The curious case of the Landa Nanographic presses continues to baffle and excite in equal measure. Having attended one of Benny Landa's five daily theatre presentations at Drupa, I can see what the excitement is about. There are dancers, drummers, contraptions that blow giant smoke rings at the audience, and print's own Steve Jobs, Benny Landa himself, not to mention two huge touchscreens beaming out at the auditorium.

The confusing thing is, I’m not sure that the excitement is about the actual print technology, because when you get right down to brass tacks – by Landa’s own admission – it ain’t ready. And yet there are customers lining up to place their deposit. Watching the presentation, I began to wonder if there was something in the smoke that was having this effect on people! Would the result be the same if Xerox or HP were pitching the same products I wonder?

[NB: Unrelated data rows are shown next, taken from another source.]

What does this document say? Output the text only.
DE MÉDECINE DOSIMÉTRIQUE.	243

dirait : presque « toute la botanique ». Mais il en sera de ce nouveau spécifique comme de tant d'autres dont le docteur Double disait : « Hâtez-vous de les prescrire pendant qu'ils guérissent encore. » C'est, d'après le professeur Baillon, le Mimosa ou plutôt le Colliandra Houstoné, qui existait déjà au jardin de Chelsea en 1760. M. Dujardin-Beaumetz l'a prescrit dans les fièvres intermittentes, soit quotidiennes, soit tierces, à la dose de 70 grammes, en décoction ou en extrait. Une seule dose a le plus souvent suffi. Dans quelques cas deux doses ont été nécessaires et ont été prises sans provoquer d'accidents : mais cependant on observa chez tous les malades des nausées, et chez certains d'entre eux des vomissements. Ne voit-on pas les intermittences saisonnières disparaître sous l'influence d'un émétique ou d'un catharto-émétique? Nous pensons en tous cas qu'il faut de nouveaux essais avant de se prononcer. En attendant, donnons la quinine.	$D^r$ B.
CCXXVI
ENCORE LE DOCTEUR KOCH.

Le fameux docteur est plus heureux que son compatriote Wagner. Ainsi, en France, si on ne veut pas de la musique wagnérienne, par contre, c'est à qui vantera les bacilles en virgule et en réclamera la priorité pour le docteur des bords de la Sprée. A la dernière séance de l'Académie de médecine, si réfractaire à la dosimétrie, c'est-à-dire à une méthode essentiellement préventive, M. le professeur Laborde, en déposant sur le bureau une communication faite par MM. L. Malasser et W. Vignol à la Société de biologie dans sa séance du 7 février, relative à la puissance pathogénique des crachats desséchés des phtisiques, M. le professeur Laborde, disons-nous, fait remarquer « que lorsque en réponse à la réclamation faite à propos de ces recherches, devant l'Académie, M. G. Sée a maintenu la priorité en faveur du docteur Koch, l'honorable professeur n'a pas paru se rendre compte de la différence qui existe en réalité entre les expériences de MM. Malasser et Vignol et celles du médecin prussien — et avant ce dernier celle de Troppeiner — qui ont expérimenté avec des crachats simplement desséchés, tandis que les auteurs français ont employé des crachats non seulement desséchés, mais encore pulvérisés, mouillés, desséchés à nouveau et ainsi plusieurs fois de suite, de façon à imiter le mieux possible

The Landa show is a promise – Benny Landa’s personal promise in effect – that the Nanographic technology will do what we’re told it will. That promise is lent credence by several factors, namely: Landa’s reputation; the partnerships with Heidelberg, Manroland and Komori; and the money he’s investing in bringing this new technology to market.

But it’s not a guarantee, which makes the deposit a gamble. Still, as one print CEO put it to me – on the basis of a persistent rumour at Drupa that the required deposit was in the region of £10,000: "It’s not a bad bet – it won’t kill your business if you lose the deposit and, if it does what it says it will, then it’s got to be worth the punt.